When Bernie Madoff’s multibillion-dollar Ponzi scheme exploded two years ago, thousands of victims saw their financial reality vaporized. Now, some have organized with PR and lobbying teams to work Capitol Hill to make sure it never happens again.
The Network for Investor Action & Protection, which began last year with about 200 members, now boasts about 1,000.
“The key takeaway is what happened to Madoff’s victims ... will and could happen again unless significant actions are taken,” said the network’s president, Ron Stein. “The entire investor-protection regime has failed investors terribly and is in desperate need of comprehensive overhaul.”
For years, many of Stein’s relatives had invested with Madoff.
To push for an overhaul, the network has hired PR gurus Phil Singer, a Democrat, and his Republican partner, Ron Bonjean. And the group has brought on the lobbying firm Smith-Free Group, which is working pro bono to take its pitch to members of Congress.
The message: While the Wall Street reforms that President Barack Obama signed into law this summer helped correct many of the industry’s systemic problems, consumer protections still need to be strengthened.
The network is pushing to reform the Securities Investor Protection Corp., which processes the claims of Madoff’s victims. The corporation is charged with restoring funds to investors with assets in bankrupt or financially troubled brokerage firms — and, in most cases, is required to reimburse victims up to $500,000 for their losses.
But Stein and his group take issue with how it’s calculating the value of each investor’s account. Victims have pushed for the corporation to use account balance statements to determine values. But the corporation argues that those figures include fictional profits.
Instead, the corporation subtracts the amount invested in the account from the amount paid out to determine how much the account is worth.
For instance, if a victim invested $100,000 and withdrew $50,000 during the life of the account, it would be valued at $50,000, no matter what a fraudulent account statement might say.
But if a victim invested $100,000 and took out $200,000 over the life of the account, the victim would have to pay back $100,000 under the corporation’s rules.
“It’s devastating for an investor who lost everything to then have to give money back,” Stein said.

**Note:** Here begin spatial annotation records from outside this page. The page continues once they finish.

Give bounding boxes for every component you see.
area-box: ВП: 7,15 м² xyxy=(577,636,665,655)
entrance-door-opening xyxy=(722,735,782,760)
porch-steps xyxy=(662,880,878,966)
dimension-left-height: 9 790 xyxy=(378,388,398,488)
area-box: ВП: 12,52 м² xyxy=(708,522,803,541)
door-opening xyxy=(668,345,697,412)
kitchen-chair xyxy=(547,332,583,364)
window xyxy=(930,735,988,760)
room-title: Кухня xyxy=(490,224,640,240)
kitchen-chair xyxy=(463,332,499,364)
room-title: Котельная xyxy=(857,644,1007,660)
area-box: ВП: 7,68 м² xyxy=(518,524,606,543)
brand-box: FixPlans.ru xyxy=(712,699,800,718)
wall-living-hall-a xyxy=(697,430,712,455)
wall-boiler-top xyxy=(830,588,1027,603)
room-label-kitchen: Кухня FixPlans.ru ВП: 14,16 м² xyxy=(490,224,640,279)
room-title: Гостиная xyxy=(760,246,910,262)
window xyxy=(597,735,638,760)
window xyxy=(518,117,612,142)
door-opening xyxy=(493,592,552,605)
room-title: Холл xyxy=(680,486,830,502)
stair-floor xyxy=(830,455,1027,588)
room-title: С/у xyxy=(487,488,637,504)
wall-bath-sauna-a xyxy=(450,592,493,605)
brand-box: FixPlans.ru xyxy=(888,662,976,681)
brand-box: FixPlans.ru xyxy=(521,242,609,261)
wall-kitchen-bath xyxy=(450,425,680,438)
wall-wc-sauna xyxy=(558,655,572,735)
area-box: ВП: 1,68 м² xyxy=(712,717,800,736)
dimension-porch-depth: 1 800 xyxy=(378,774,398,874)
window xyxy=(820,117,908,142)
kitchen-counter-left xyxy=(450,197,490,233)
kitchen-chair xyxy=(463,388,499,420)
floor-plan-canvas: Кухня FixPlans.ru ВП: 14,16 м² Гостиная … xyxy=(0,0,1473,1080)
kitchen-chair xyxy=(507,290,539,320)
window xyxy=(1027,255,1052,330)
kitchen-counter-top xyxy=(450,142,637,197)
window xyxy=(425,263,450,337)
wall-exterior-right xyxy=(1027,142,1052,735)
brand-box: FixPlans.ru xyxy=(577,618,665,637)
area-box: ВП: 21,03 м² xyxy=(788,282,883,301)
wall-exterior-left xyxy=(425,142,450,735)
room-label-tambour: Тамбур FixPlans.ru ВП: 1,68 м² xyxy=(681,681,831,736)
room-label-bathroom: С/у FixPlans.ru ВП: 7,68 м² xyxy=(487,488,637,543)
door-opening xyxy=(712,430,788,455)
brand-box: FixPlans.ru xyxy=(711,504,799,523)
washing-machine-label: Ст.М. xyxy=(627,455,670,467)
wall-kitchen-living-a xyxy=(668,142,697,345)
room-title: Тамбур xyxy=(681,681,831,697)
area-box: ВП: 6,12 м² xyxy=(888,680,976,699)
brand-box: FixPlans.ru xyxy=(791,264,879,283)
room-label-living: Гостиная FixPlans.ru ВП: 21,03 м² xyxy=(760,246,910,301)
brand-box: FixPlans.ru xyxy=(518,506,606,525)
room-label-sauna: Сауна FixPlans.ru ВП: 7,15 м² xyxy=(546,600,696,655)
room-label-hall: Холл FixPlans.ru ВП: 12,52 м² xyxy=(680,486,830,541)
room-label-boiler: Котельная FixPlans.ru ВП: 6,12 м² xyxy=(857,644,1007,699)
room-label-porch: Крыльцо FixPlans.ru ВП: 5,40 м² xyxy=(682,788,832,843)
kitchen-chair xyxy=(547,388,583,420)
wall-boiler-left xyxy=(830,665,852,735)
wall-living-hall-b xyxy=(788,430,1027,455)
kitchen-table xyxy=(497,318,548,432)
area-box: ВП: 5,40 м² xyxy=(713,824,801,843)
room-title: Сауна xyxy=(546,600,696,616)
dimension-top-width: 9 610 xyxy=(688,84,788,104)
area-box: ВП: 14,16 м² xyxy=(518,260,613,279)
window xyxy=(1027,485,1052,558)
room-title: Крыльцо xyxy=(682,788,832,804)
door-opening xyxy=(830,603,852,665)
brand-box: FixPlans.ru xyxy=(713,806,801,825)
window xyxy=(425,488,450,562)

Stein’s network is championing a bill sponsored by Rep. Gary Ackerman (D-N.Y.) that would prevent the corporation from taking back assets from investors who were unknowingly defrauded. The prohibition would be retroactive to cover Madoff’s victims.
“This legislation would provide added relief and much-needed protection to victims of Ponzi schemes who’ve suffered from unimaginable devastation caused by the unconscionable greed of people like Bernie Madoff and others,” Ackerman said when the bill was introduced. “It is essential that Congress provide these critical protections to assist victims of Ponzi schemes and restore investor confidence to our financial markets.”
Last week, the House Financial Services Subcommittee on Capital Markets held a hearing to assess the shortcomings of the law that created the SIPC. And the panel’s chairman, Rep. Paul Kanjorski (D-Pa.), had some tough words for the corporation.
“The victims of these frauds believe that SIPC has fallen short in meeting its responsibilities, and they want more change. I do, too,” he said. “In any serious efforts to reform [the law], we must also consider what responsibility SIPC has to honor the broker statements that customers receive. SIPC has denied the claims of customers based on the seemingly legitimate paperwork provided to them by their brokers.”
The corporation opposes Ackerman’s bill. SIPC President and Chief Executive Officer Stephen Harbeck argued that it would harm those “most damaged” by Madoff.
The money that is taken back from investors, Harbeck said, is used to ensure that those left with nothing see fair restitution, putting victims on equal footing. Using the formula of money invested minus money withdrawn is “the way we have always treated fictional profits,” he said.
For example, Harbeck said, suppose two victims deposited money with Madoff on the same day. One of the investors withdraws all his money, including fictional profits, a week before the scheme comes crashing down. The other doesn’t.
“What the trustee is trying to do,” Harbeck said, “is to make sure that one person is not trying to take away, in essence, money that is stolen from the other person.”
The trustee charged with ruling on the claims, Harbeck said, has no interest in forcing retired people who lost everything to pay the money back.
“The trustee is not insane. He’s not going after grandma,” Harbeck said. “If you’ve been living on it, go in peace. ... We have no intention of persecuting people.”
Nonetheless, Smith-Free Group lobbyist Andy Barbour has called the corporation’s formula “insane.”
“You might as well just rip the net out from under the investor protections in this country, because it’s not worth anything,” he said.
Barbour argued that because people paid taxes on fraudulent statement balances, there’s a reasonable expectation that the value of their accounts would be based on their statements.
“If it’s good enough for the IRS,” he said, “it should be good enough for SIPC.”